Why am I getting a blank screen when using shader?

2019-04-16 03:21发布

问题:

I'm using this tutorial to create and draw an outline for my game Sprites. However, all I get is a blank red screen. I'm very new to Shaders so I'm not sure if I'm missing something very trivial. My vertex and fragment shaders were copy-pasted from the above tutorial.

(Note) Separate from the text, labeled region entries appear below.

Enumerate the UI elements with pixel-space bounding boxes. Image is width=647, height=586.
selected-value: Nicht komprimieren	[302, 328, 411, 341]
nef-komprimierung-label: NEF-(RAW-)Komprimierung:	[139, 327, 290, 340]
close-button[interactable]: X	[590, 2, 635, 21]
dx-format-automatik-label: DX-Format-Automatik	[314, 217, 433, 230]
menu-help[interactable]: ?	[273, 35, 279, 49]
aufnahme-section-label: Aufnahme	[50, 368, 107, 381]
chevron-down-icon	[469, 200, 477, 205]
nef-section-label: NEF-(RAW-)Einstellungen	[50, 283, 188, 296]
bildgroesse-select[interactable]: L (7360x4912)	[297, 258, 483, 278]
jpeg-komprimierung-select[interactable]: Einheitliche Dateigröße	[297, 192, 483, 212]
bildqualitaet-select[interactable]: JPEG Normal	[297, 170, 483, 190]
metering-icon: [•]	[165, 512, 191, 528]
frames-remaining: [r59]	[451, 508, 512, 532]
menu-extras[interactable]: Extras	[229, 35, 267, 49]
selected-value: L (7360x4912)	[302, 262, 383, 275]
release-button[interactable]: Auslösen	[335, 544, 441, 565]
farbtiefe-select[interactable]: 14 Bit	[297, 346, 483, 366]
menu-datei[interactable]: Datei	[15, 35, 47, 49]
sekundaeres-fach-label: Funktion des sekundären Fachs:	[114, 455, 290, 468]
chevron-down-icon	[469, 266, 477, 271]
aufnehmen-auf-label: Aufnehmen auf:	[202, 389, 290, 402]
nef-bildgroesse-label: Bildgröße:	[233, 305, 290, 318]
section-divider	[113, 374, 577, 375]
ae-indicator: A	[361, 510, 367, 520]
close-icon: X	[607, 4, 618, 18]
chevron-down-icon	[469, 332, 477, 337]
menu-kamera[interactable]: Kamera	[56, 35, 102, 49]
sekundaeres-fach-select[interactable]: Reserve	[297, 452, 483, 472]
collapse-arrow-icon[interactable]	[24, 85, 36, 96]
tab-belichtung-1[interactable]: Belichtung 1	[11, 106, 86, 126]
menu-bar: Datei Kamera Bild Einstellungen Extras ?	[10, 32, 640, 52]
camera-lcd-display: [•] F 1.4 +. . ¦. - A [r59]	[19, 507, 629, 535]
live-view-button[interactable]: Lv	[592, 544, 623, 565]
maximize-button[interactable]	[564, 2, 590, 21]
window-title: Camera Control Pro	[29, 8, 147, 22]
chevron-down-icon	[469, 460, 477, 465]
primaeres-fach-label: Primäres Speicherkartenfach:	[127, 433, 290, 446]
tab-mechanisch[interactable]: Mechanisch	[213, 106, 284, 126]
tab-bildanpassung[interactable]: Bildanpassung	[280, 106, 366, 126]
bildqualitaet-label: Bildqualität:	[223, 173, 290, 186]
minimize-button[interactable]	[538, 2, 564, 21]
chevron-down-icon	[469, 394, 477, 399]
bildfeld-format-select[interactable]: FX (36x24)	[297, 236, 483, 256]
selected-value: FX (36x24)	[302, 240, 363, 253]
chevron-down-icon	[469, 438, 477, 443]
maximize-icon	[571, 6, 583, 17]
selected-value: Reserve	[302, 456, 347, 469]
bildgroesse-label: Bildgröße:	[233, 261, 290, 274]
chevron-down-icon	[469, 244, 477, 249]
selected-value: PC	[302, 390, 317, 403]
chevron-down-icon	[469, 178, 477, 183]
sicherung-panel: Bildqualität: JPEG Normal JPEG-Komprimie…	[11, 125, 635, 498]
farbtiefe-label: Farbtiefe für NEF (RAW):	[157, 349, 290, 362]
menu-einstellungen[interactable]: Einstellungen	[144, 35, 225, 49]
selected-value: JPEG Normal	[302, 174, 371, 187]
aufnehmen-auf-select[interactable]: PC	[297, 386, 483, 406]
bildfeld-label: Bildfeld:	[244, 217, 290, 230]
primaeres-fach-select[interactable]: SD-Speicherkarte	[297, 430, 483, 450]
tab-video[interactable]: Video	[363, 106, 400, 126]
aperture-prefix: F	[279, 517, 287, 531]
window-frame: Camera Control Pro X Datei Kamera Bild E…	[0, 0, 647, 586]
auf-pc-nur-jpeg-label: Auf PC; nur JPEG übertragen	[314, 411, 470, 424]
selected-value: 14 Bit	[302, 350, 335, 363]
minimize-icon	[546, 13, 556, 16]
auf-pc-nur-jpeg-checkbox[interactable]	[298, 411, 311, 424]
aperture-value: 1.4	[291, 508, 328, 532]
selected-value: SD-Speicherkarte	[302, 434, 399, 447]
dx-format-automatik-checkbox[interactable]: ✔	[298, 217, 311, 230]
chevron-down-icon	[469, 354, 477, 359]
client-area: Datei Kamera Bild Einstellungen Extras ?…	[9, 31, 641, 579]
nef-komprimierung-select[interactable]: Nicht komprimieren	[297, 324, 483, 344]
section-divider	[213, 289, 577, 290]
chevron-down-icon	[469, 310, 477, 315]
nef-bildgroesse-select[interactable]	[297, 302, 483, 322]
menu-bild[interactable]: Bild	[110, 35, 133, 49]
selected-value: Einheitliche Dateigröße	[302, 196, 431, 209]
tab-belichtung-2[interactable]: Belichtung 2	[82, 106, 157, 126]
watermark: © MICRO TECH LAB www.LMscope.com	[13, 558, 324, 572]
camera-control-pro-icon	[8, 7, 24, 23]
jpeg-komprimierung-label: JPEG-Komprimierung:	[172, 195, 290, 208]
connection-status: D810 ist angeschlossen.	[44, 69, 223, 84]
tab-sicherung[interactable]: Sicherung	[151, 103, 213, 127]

(Commenting on the tutorial doesn't seem to work so I was unable to seek help there.)

My code:

float x = 0, y = 0, height = 256, width = 256, angle = 0, outlineSize = 1f;

@Override
public void create() {
    batch = new SpriteBatch();
    img =new Texture("badlogic.jpg");
    sprite = new Sprite(img);
    loadShader();
    float w = Gdx.graphics.getWidth(); // 640
    float h = Gdx.graphics.getHeight(); // 480
    cam = new OrthographicCamera(h, w);
    cam.update();
}

public void loadShader() {
    String vertexShader;
    String fragmentShader;
    vertexShader = Gdx.files.internal("shaders/outline.vsh").readString();
    fragmentShader = Gdx.files.internal("shaders/outline.fsh").readString();
    shaderOutline = new ShaderProgram(vertexShader, fragmentShader);
    if (!shaderOutline.isCompiled())
        throw new GdxRuntimeException("Couldn't compile shader: "
                + shaderOutline.getLog());
}

@Override
public void render() {
    Gdx.gl.glClearColor(1, 0, 0, 1);
    Gdx.gl.glClear(GL20.GL_COLOR_BUFFER_BIT);
    batch.setProjectionMatrix(cam.combined);
    cam.update();
    shaderOutline.begin();
    shaderOutline.setUniformf("u_viewportInverse", new Vector2(1f / width, 1f / height));
    shaderOutline.setUniformf("u_offset", outlineSize);
    shaderOutline.setUniformf("u_step", Math.min(1f, width / 70f));
    shaderOutline.setUniformf("u_color", new Vector3(0, 0, 1f));
    shaderOutline.end();
    batch.begin();
    batch.setShader(shaderOutline);
    batch.draw(sprite, x, y, width, height, width, height, 1f, 1f, angle);
    batch.end();
    batch.setShader(null);
}

Any Ideas?

回答1:

The problem is that the image you're using, "badlogic.jpg" has no alpha channel. This shader draws an outline within the bounds of the sprite along the border between high alpha and zero alpha. A JPG file has no alpha channel, so there's no border to draw anything on.

By the way, you need to update your camera's width and height in resize, so the view won't be distorted.

That fragment shader from the tutorial could use some optimization. It has multiple dependent texture reads and multiple if statements. if statements should be replaced with calls to clamp. An exhaustive search of nearby pixels is probably unnecessary to detect edges unless the sprite has some super thin areas.